Tem muita gente que se preocupa, com o futuro da família, de seus bens.
E tem muita gente que já sabe que seus parentes, ou não terão estrutura, ou podem gerar grande confusão que vai acabar na Justiça.
Para tentar evitar dor de cabeça, outro movimento aumentou nos cartórios de registros no Brasil.
O de testamentos.

O número chegou a ser, de abril de 2020 a junho de 2021, 70% maior que no mesmo período de 2019 / 2020.
A alta desses registros é explicada, exatamente por conta da pandemia.
As pessoas tem medo de morrer, e do que vai acontecer depois disso.

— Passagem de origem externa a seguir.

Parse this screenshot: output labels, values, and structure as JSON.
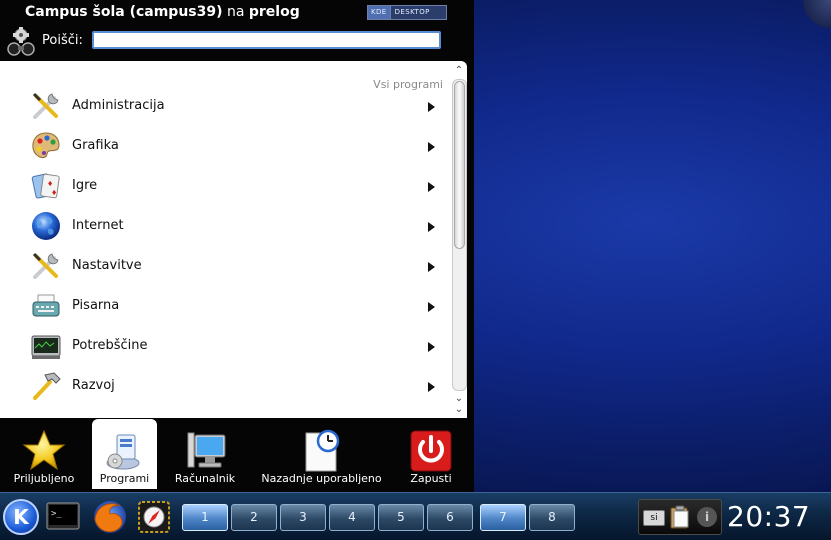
{
  "menu": {
    "user_name": "Campus šola (campus39)",
    "title_sep": "na",
    "host": "prelog",
    "logo_k": "KDE",
    "logo_desktop": "DESKTOP",
    "search_label": "Poišči:",
    "search_value": "",
    "list_header": "Vsi programi",
    "items": [
      {
        "label": "Administracija",
        "icon": "tools-icon"
      },
      {
        "label": "Grafika",
        "icon": "palette-icon"
      },
      {
        "label": "Igre",
        "icon": "cards-icon"
      },
      {
        "label": "Internet",
        "icon": "globe-icon"
      },
      {
        "label": "Nastavitve",
        "icon": "tools-icon"
      },
      {
        "label": "Pisarna",
        "icon": "typewriter-icon"
      },
      {
        "label": "Potrebščine",
        "icon": "monitor-icon"
      },
      {
        "label": "Razvoj",
        "icon": "hammer-icon"
      }
    ],
    "tabs": [
      {
        "label": "Priljubljeno",
        "icon": "star-icon"
      },
      {
        "label": "Programi",
        "icon": "applications-icon"
      },
      {
        "label": "Računalnik",
        "icon": "computer-icon"
      },
      {
        "label": "Nazadnje uporabljeno",
        "icon": "recent-icon"
      },
      {
        "label": "Zapusti",
        "icon": "power-icon"
      }
    ]
  },
  "taskbar": {
    "desktops": [
      "1",
      "2",
      "3",
      "4",
      "5",
      "6",
      "7",
      "8"
    ],
    "lang": "si",
    "clock": "20:37"
  }
}
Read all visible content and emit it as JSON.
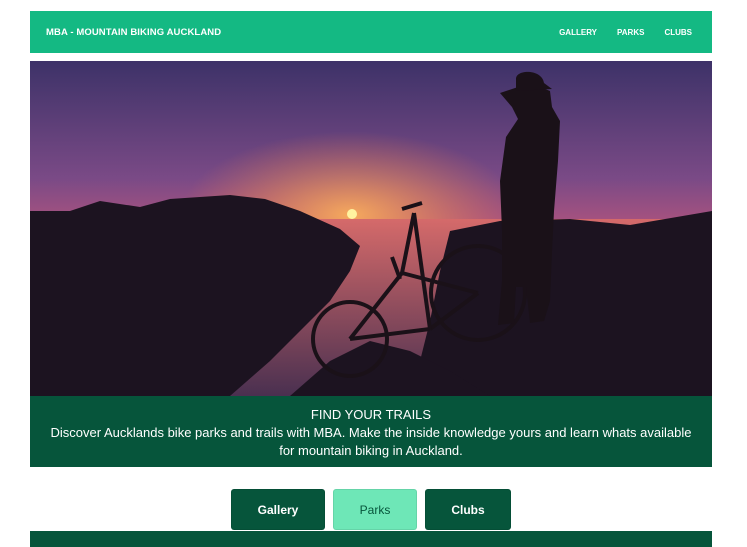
{
  "navbar": {
    "brand": "MBA - MOUNTAIN BIKING AUCKLAND",
    "links": [
      "GALLERY",
      "PARKS",
      "CLUBS"
    ]
  },
  "hero": {
    "image": "sunset-mountain-biker-silhouette"
  },
  "caption": {
    "title": "FIND YOUR TRAILS",
    "text": "Discover Aucklands bike parks and trails with MBA. Make the inside knowledge yours and learn whats available for mountain biking in Auckland."
  },
  "buttons": [
    "Gallery",
    "Parks",
    "Clubs"
  ],
  "colors": {
    "navbar": "#14b983",
    "dark_green": "#06553b",
    "light_green": "#6ee7b7"
  }
}
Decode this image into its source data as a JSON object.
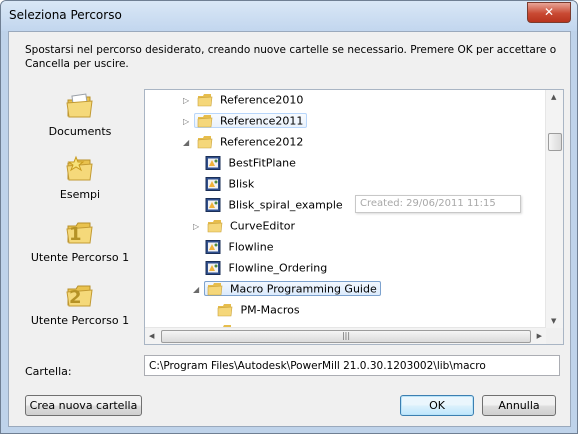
{
  "window": {
    "title": "Seleziona Percorso",
    "close_label": "✕"
  },
  "instructions": "Spostarsi nel percorso desiderato, creando nuove cartelle se necessario. Premere OK per accettare o Cancella per uscire.",
  "places": [
    {
      "label": "Documents",
      "icon": "documents-folder-icon"
    },
    {
      "label": "Esempi",
      "icon": "star-folder-icon"
    },
    {
      "label": "Utente Percorso 1",
      "icon": "user-path-1-folder-icon"
    },
    {
      "label": "Utente Percorso 1",
      "icon": "user-path-2-folder-icon"
    }
  ],
  "tree": {
    "items": [
      {
        "label": "Reference2010",
        "type": "folder",
        "expander": "collapsed"
      },
      {
        "label": "Reference2011",
        "type": "folder",
        "expander": "collapsed",
        "state": "hover"
      },
      {
        "label": "Reference2012",
        "type": "folder",
        "expander": "expanded"
      },
      {
        "label": "BestFitPlane",
        "type": "macro"
      },
      {
        "label": "Blisk",
        "type": "macro"
      },
      {
        "label": "Blisk_spiral_example",
        "type": "macro"
      },
      {
        "label": "CurveEditor",
        "type": "folder",
        "expander": "collapsed"
      },
      {
        "label": "Flowline",
        "type": "macro"
      },
      {
        "label": "Flowline_Ordering",
        "type": "macro"
      },
      {
        "label": "Macro Programming Guide",
        "type": "folder",
        "expander": "expanded",
        "state": "selected"
      },
      {
        "label": "PM-Macros",
        "type": "folder"
      }
    ],
    "tooltip": "Created: 29/06/2011 11:15"
  },
  "folder": {
    "label": "Cartella:",
    "value": "C:\\Program Files\\Autodesk\\PowerMill 21.0.30.1203002\\lib\\macro"
  },
  "buttons": {
    "new_folder": "Crea nuova cartella",
    "ok": "OK",
    "cancel": "Annulla"
  },
  "colors": {
    "selection_border": "#7da2ce",
    "folder_yellow": "#f3d36a",
    "title_bar": "#c2d6ee"
  }
}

Qualquer pessoa pode registrar um testamento,
e advogados apontam que é a forma mais segura, de se deixar qualquer tipo de bem.
Quanto maior e mais valor, mais confusão pode dar.
Mesmo um computador ou um celular, podem dar confusão na hora de se fazer um inventário.
Por isso no testamento, esses itens que parecem banais, destinados a pessoa a quem quer o falecido que fique por direito, torna tudo mais fácil.

É importante salientar que, um testamento precisa cumprir regras.
1 – Tem que ser feito por maiores de 18 anos.
2 – Por pessoas lúcidas e que não estejam interditadas.
3 – O testamento tem que ser registrado na presença de duas testemunhas, que assinarão no cartório.
4 – Essas testemunhas não podem ser beneficiárias do testamento.
5 – Essas testemunhas precisam ser conhecidas do autor do testamento.

Uma cópia do documento é feita e lacrada, e entregada ao autor.
Outra cópia é deixada no Cartório.
Caso ninguém encontre a cópia que ele deixou, o cartório ao registrar o óbito, vai descobrir que há um testamento vigente.
Mas o testamento só pode ser feito em cartório.

Há diferentes formas de testamento.
O testamento digital, escrito de computador, impresso e registrado em cartório.
Vem se popularizando ao longo dos anos, inclusive porque pode até ser feito por deficientes visuais.
Que escrevem no computador suas vontades, imprimem, e registram de acordo.

Há ainda o testamento escrito a próprio punho.
Não pode ser escrito por outra pessoa, só pelo autor, e ele tem que ter firma reconhecida em cartório para se comparar a caligrafia.
No caso de deficientes visuais, esse tipo de testamento não é aceito pela Justiça,
pois um Invisual não escreve.
Pelo menos não em tese.

Testamentos em áudio ou em vídeo, também começaram a surgir agora, com o advento da tecnologia.
São registrados, e depois o material digital é posto num pendrive, lacrado e registrado em cartório.
Pode ser contestado e nem todos os juízes, validam esse tipo de registro.